How ensemble prediction systems can tell us what we know (and don’t know) about the future
Will there be ice on the roads tomorrow morning? In early June the answer is easy, but there are many days throughout the year when the answer is “It’s impossible to say for sure.” Knowing tomorrow’s weather helps us plan our day better, decide which car to use for our commute and what clothes to wear; but how much can we trust the forecast? If we knew the degree of certainty in the forecast; how satisfied would we be at 5pm with our 7 am choices?
Ensemble prediction systems produce multiple forecasts that allow for a higher degree of certainty in our predictions and improve forecasts of many high impact events like hurricanes, droughts and floods, sea ice melting, and even global warming. These systems are generated using ensemble data assimilation that combines computer forecasts with observations from balloons, planes, satellites, and radar. In this NSF NCAR Explorer Series Lecture, NSF NCAR scientists Drs. Moha Gharamti and Jeff Anderson will demonstrate how ensemble prediction systems work and discuss several examples including Florida’s recent catastrophic flooding events due to Hurricane Ian.
Moha Gharamti
Dr.
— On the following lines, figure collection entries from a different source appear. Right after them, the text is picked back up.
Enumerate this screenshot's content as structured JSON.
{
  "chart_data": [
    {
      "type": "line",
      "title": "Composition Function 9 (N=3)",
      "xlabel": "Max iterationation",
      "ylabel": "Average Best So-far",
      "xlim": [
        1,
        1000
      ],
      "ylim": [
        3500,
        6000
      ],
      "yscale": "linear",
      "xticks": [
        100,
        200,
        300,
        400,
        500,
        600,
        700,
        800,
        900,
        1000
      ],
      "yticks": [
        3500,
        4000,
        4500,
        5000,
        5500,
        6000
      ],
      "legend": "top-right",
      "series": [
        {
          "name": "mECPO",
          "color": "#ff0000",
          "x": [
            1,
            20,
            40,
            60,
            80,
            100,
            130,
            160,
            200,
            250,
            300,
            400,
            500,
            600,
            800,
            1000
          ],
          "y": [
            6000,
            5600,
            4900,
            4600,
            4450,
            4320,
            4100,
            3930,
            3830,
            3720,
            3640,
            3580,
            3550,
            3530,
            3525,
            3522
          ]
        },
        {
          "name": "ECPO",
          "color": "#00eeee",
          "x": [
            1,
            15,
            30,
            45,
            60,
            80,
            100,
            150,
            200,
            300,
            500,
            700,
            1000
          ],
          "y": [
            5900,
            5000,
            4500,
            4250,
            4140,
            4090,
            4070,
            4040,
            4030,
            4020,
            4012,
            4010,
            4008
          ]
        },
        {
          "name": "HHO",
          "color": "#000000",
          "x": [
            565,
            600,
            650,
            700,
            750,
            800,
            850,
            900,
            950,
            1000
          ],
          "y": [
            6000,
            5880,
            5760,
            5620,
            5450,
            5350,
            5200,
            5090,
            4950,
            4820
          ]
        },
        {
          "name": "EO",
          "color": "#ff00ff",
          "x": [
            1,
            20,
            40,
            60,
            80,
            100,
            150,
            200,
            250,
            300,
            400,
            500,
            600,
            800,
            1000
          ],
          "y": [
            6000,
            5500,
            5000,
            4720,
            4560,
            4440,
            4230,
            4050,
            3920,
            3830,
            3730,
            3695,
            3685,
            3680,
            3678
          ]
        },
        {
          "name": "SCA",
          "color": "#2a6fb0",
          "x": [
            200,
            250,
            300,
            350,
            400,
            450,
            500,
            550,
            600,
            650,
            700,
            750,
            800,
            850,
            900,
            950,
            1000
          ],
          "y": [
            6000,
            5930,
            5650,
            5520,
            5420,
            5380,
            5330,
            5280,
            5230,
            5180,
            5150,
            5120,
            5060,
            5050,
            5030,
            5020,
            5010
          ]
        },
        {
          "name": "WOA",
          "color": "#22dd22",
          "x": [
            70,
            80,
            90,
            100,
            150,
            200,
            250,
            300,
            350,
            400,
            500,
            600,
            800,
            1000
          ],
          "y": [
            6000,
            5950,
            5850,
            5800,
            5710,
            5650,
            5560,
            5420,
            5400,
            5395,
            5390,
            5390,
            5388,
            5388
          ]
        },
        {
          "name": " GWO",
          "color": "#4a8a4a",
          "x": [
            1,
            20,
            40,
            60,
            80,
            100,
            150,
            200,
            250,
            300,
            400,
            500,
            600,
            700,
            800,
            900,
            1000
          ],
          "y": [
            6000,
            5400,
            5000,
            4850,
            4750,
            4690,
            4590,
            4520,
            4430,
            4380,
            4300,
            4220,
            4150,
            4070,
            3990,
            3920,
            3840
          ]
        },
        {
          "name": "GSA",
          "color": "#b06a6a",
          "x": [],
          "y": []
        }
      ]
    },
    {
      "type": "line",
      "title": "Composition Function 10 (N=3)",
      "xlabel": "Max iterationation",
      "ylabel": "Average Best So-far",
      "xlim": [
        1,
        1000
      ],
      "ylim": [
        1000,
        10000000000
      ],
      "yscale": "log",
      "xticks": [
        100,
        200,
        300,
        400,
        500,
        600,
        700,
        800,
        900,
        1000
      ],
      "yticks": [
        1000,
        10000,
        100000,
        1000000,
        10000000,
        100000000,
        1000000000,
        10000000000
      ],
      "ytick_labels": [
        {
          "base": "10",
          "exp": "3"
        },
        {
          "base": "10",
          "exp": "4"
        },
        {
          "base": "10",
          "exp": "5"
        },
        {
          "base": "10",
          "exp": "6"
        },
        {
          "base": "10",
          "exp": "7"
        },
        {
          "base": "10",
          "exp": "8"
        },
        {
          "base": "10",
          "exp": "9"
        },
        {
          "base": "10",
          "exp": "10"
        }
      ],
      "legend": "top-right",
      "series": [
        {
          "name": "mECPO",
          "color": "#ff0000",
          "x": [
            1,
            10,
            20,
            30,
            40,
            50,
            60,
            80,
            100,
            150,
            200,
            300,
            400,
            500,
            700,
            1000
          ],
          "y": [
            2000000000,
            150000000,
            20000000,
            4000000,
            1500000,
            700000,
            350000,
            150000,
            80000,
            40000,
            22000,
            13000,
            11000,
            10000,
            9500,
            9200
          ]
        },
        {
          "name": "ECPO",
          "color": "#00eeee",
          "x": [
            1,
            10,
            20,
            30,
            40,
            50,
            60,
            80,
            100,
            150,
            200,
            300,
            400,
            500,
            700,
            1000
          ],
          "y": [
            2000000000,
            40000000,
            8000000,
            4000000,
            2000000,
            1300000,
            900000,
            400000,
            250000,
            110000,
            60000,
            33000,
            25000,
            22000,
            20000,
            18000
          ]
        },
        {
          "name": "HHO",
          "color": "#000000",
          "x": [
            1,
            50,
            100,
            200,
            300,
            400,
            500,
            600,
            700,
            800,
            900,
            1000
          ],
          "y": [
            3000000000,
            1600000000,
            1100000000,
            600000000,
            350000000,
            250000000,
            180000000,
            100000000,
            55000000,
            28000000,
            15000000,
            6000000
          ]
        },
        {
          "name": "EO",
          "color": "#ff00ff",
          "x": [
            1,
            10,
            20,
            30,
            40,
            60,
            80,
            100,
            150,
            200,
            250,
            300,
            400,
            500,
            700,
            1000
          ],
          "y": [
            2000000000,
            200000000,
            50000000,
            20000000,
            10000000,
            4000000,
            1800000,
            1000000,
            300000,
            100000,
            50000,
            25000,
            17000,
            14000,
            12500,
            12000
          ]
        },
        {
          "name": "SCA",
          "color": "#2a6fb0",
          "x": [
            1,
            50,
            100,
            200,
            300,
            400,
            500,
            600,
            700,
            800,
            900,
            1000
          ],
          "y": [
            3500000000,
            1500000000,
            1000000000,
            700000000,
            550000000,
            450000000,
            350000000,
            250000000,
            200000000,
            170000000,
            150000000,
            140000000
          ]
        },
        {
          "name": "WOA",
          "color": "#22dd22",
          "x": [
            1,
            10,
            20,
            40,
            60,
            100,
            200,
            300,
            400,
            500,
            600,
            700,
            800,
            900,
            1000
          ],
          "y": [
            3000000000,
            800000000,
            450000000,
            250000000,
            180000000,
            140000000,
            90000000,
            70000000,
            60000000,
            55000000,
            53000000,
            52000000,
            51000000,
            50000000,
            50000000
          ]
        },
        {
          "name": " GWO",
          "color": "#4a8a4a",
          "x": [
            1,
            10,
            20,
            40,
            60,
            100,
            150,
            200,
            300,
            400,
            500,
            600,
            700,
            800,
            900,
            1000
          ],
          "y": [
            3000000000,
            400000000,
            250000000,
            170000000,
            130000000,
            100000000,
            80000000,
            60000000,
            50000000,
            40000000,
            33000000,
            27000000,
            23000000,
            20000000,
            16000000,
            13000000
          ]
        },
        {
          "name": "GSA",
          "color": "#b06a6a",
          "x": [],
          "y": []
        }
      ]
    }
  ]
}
Moha Gharamti is a Scientist II at CISL in NSF NCAR. Dr. Gharamti has been an active Data Assimilation (DA) researcher since 2010, working on various DA topics including variational and sequential schemes, Kalman filters and smoothers in addition to parameter estimation. His work focuses on proposing novel DA techniques that can help improve earth prediction systems using ensemble filtering. Dr. Gharamti is a member of the Data Assimilation Research Section at NCAR, and his research encompasses formulating smart inflation/localization procedures in addition to their application in the Data Assimilation Research Testbed (DART). To date, his active research areas of application are subsurface hydrology, marine ecosystems and surface flooding. Dr. Gharamti received his Bachelors in Geological Engineering from the Middle East Technical University in Ankara, Turkey. He obtained his master’s and PhD degrees from King Abdullah University of Science and Technology in Thuwal, Saudi Arabia.
Jeffrey Anderson
Dr. Jeffrey Anderson completed a Ph.D. in Atmospheric and Oceanic Sciences at Princeton University in 1990. After a postdoc at the National Centers for Environmental Prediction, he spent the next decade at the Geophysical Fluid Dynamics Laboratory in Princeton building atmospheric models, developing software infrastructure for climate system models, and exploring ensemble prediction. Since 2001, he has been a scientist at NSF NCAR, leading development of the Data Assimilation Research Testbed, a community software facility for ensemble data assimilation. He has developed several algorithms that facilitate high-quality ensemble data assimilation for geophysical problems. Dr. Anderson is a fellow of the American Meteorological Society and the American Geophysical Union.